A bit of perspective

There's something of a financial crisis playing out in the US at the moment. Forecasts of doom and gloom are pretty common right, with phrases such that this is the "worst since the Great Depression" floating around.

At the moment, we're hearing about the horrific crashes on Wall Street, with record breaking losses.

Taken completely out of context.

The absolute value of losses are indeed record levels. This is because the Dow Jones is worth one heck of a lot more than it used to be. At the moment, the Dow Jones Industrial Average is around 11,000, which is around what it was back in 2000. In 1990, it was less than 3,000.

The market has been sliding for the past year. As of the moment I'm writing this, the Dow Jones Industrial Average is down just under 17% for the year to date, and somewhere around 21-22% for the past year. Obviously, this is not a good thing.

On the other hand, on October 19th, 1987, the Dow Jones lost approximately 22.7%. On one day. It took 2 years to recover. Do you think that might be more recent than the Great Depression?

Keep in mind that percentage changes are a lot more meaningful than absolute value changes.


Anonymous said...

Do you bother to do any actual research before you post, or do you just assume you are an expert on anything you choose to post about? Seriously, it is really amazing how conceited and arrogant you generally sound on this blog, no matter how ill-informed your comments might be. Are you like this in real life? Do you go around making pronouncements as though you are better and smarter than everyone else?
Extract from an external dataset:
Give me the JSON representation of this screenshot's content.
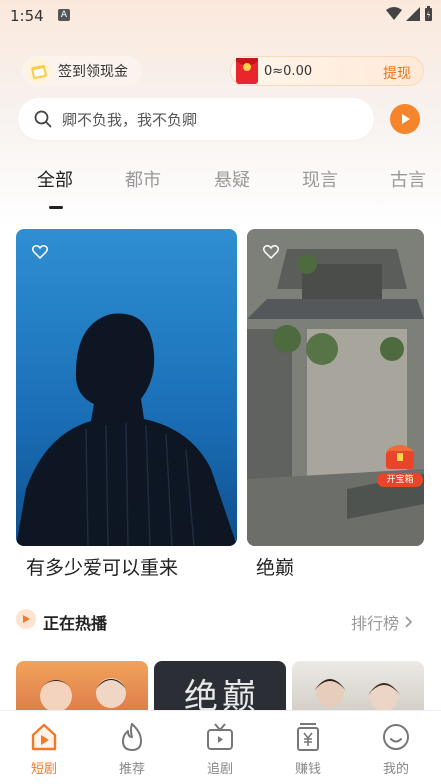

Changes in the value of the Dow are not the basis for the concern about the current financial crisis being so bad. The worries about the crisis being potentially the worst since the Depression concern the integrity of the banking system and the availability of credit. The Dow reflects the behavior of investors in the buying and selling of stock in companies that are part of the Dow, and that behavior is informed by the broader economic situation. The stock markets have lost a good bit of value recently, but there hasn't been a crash because investors haven't yet lost complete hope in the possibility of stabilization and avoidance of the collapse of the credit market and parts of the banking (i.e. there hasn't been a panic). You can't really draw any parallels between what is going on right now and the 1987 crash as a consequence. That crash seems largely to have been a matter of factors internal to the stock markets, with few if any factors coming from weaknesses in the fundamentals of the economy as a whole. The current crisis is arising from problems in the economy itself, and that is far more dangerous than the stock market taking a sudden and massive plunge apropos of seemingly nothing (there is still a lot of debate as to what caused the 1987 plunge, because there was little that obviously drove it).

Anonymous said...

Things bad enough for you to understand why people are worried yet? Or are you still convinced you understand economics so much better than everyone else (despite obviously not understanding economics at all)? Pompous idiot.